The owners of the business must be US citizens or permanent resident aliens. Owners must also be private individuals and not business entities such as LLCs, corporations, or trusts.

When to Operate as a Sole Proprietorship

Sole proprietorships are best for businesses with these characteristics:

  • They MUST be low risk (low chance of liability or financial loss)
  • They have a smaller customer base; often friends, family, and neighbors
  • They might be hobbies like photography, blogging, or video streaming

Sole Proprietorship Advantages

The biggest advantage of starting a sole proprietorship is simplicity; it couldn’t be any easier or less expensive to get a business up and running.

Sole Proprietorship Disadvantages

No Personal Liability Protection. Sole proprietorships don’t offer personal liability protection. This means your personal assets (car, house, bank account) are at risk in the event your business is sued or if it defaults on a debt.

Zero Tax Benefits. Sole proprietors pay self-employment taxes and income taxes on their net profit. When a business becomes profitable, it will be very expensive to be taxed as an informal business structure.

Limited Growth Potential. High tax burden and lack of liability protection can keep a business from being successful.

Reduced Credibility and Branding Opportunities. A sole proprietor or partnership must invoice, receive payment, open a bank account, and market with their surname(s) unless their state allows them to register and maintain a doing business as (DBA) name.

How to Start an S Corp

There are two main ways to start an S corp:

  • By forming an LLC and electing S corp tax status from the IRS when you request your employee identification number (EIN)
  • By forming a corporation and electing S corp status from the IRS

Steps to Forming an LLC and Electing S Corp Status

Starting an LLC and electing S corp tax status is easy. You can use our guides to start an LLC with the S corp status yourself.

Recommended: If you have an existing LLC, visit our How to Convert an LLC to S Corp guide.

Six Basic Steps to Start an LLC and Elect S Corp Status:

Step 1: Select a State
Step 2: Name Your LLC
Step 3: Choose a Registered Agent
Step 4: File the Articles of Organization
Step 5: Create an Operating Agreement
Step 6: Get an EIN and File Form 2553 to Elect S Corp Tax Status


Step 1: Select Your State

Go to How to Start an S Corp to choose your state.


Step 2: Name Your LLC

You will need to provide your state with a unique name that is distinguishable from all registered names when you file your LLCs formation documents.

Our Business Name Generator and our How to Name a Business guide are free tools available to entrepreneurs that need help naming their business.

Step 3: Choose an LLC Registered Agent

Your LLC registered agent will accept legal documents and tax notices on your LLC’s behalf. You will list your registered agent when you file your LLC’s Articles of Organization.
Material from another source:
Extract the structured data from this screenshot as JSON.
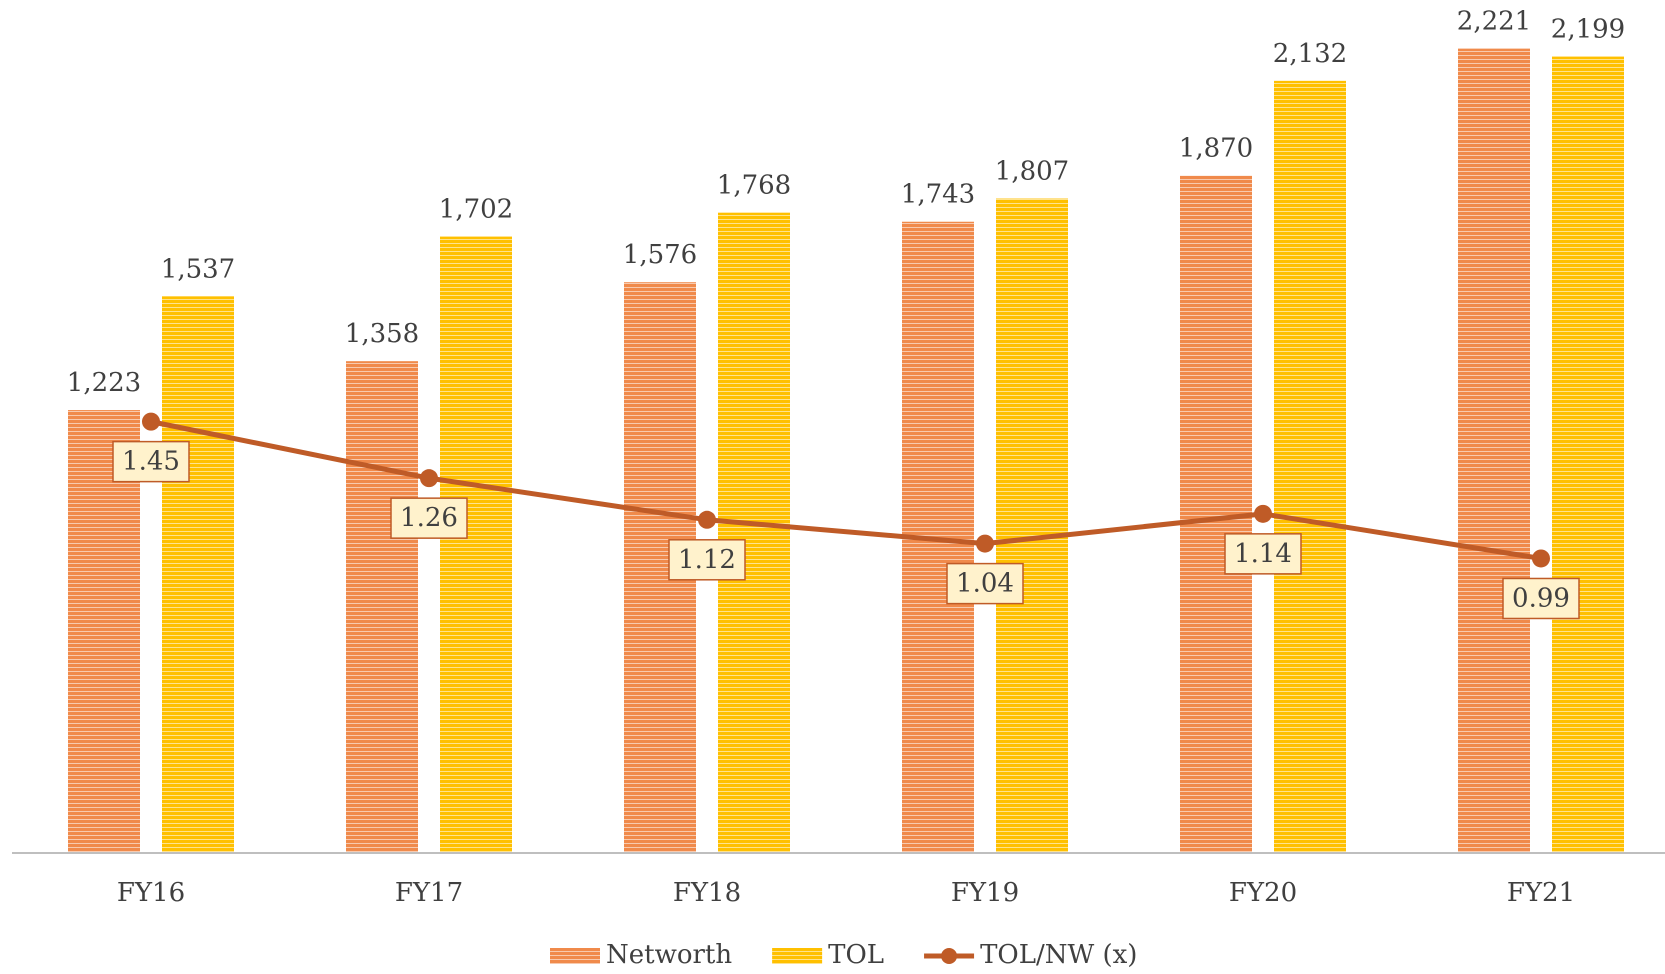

Step 4: File Your LLC’s Articles of Organization

The Articles of Organization, also known as a Certificate of Formation or a Certificate of Organization, is the document you will file to officially register an LLC with the state.

Step 5: Create an LLC Operating Agreement

An LLC operating agreement is a legal document that outlines the ownership and member duties of your LLC.

Our operating agreement tool is a free resource for business owners.

Step 6: Get an EIN and Complete Form 2553 on the IRS Website

An EIN is a number that is used by the US Internal Revenue Service (IRS) to identify and tax businesses. It is essentially a Social Security number for a business.

EINs are free when you apply directly with the IRS.

Elect S Corp Tax Status

During the online EIN application, the IRS will provide a link to Form 2553, the Election By a Small Business form. This is the form to elect S corp tax status for your LLC.